I worked at a few local shops but I’ve always had a competitive nature. Something about working at a plain old shop just wasn’t fulfilling enough for me. I had lived my life in a way that I was always working towards something, always striving to be better and accomplish things. Working on a bike for little Billy to ride around at the farm did not light my fire. Not even a spark. It was then I learned about Race Team mechanics, and that opened yet another new path for me. There is nothing in this world that I have found, that compares to sitting on the line, with your piece of art underneath an incredible athlete, about to go to battle. The adrenalin rush that provides me is indescribable. It was always like I was living out my dream through my work. I loved it, and I still love it.
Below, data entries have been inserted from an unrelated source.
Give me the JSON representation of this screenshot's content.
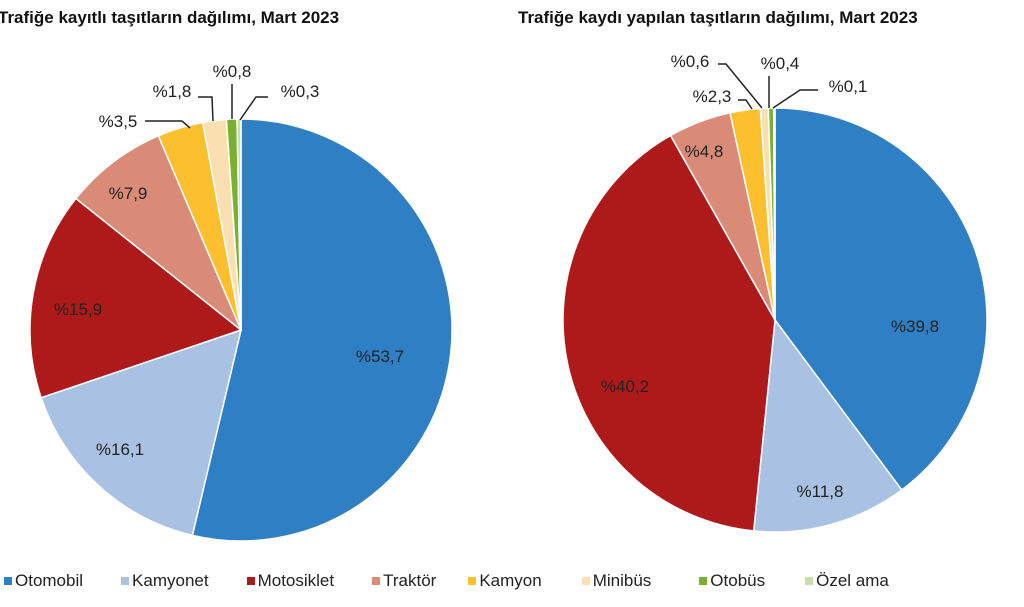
{
  "chart_data": [
    {
      "type": "pie",
      "title": "Trafiğe kayıtlı taşıtların dağılımı, Mart 2023",
      "categories": [
        "Otomobil",
        "Kamyonet",
        "Motosiklet",
        "Traktör",
        "Kamyon",
        "Minibüs",
        "Otobüs",
        "Özel ama"
      ],
      "values": [
        53.7,
        16.1,
        15.9,
        7.9,
        3.5,
        1.8,
        0.8,
        0.3
      ],
      "labels": [
        "%53,7",
        "%16,1",
        "%15,9",
        "%7,9",
        "%3,5",
        "%1,8",
        "%0,8",
        "%0,3"
      ]
    },
    {
      "type": "pie",
      "title": "Trafiğe kaydı yapılan taşıtların dağılımı, Mart 2023",
      "categories": [
        "Otomobil",
        "Kamyonet",
        "Motosiklet",
        "Traktör",
        "Kamyon",
        "Minibüs",
        "Otobüs",
        "Özel ama"
      ],
      "values": [
        39.8,
        11.8,
        40.2,
        4.8,
        2.3,
        0.6,
        0.4,
        0.1
      ],
      "labels": [
        "%39,8",
        "%11,8",
        "%40,2",
        "%4,8",
        "%2,3",
        "%0,6",
        "%0,4",
        "%0,1"
      ]
    }
  ],
  "legend": {
    "placement": "bottom",
    "items": [
      "Otomobil",
      "Kamyonet",
      "Motosiklet",
      "Traktör",
      "Kamyon",
      "Minibüs",
      "Otobüs",
      "Özel ama"
    ]
  },
  "colors": [
    "#2e7fc4",
    "#a9c1e3",
    "#ae1a1a",
    "#d98b78",
    "#fcc02e",
    "#fae0b0",
    "#7ab02f",
    "#c6dfa8"
  ]
}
Here we are today, and I’ve been riding this wave for over two decades now and the passion for this stuff just keeps getting stronger. I’ve spent quite a few years working full time with professional race teams travelling the world and working with some of the sport’s best athletes. But, after I stepped back from full-time team stuff, it took me a while to find my place again. I have more experience than I know what to do with, but in the grand scheme of things, none of that experience is worth a damn thing. It’s just dirt bike knowledge and in the real world, it’s useless. So, I tried my hardest to leave this sport, force a career change and start life in a new direction. Well, I 100% failed miserably at that and ended up right back where I belong. I dabbled with helping out a few guys here and there for a couple of years, and last summer I went back at it full time, Canada style, with the MX101 team. More importantly, I opened my own shop to provide a unique service to those that can benefit from it. After all, this boatload of experience must be good for something. I am happy to pass down the knowledge I’ve been so fortunate enough to gain through my years to the younger generation. Try and help them navigate their way through amateur racing to perhaps become a professional, whether that is the goal or not. I, myself got back into racing last summer and I’ve never enjoyed riding and racing as much as I did in what I dubbed the ‘summer of fun, 2021’. It was great, a large group of guys I used to race 15 years or so ago, all came back out and we got to race each other again like we were teenagers. Except most of us have families and real jobs, minus me, I’m still playing with dirt bikes. 

I’ve come to accept that you cannot change what, or who you are. No matter how hard you try or attempt to be something else, you are what you are. Turns out, at the end of the day, I’m just a 35-year-old motocross junkie that can’t wait for my next fix.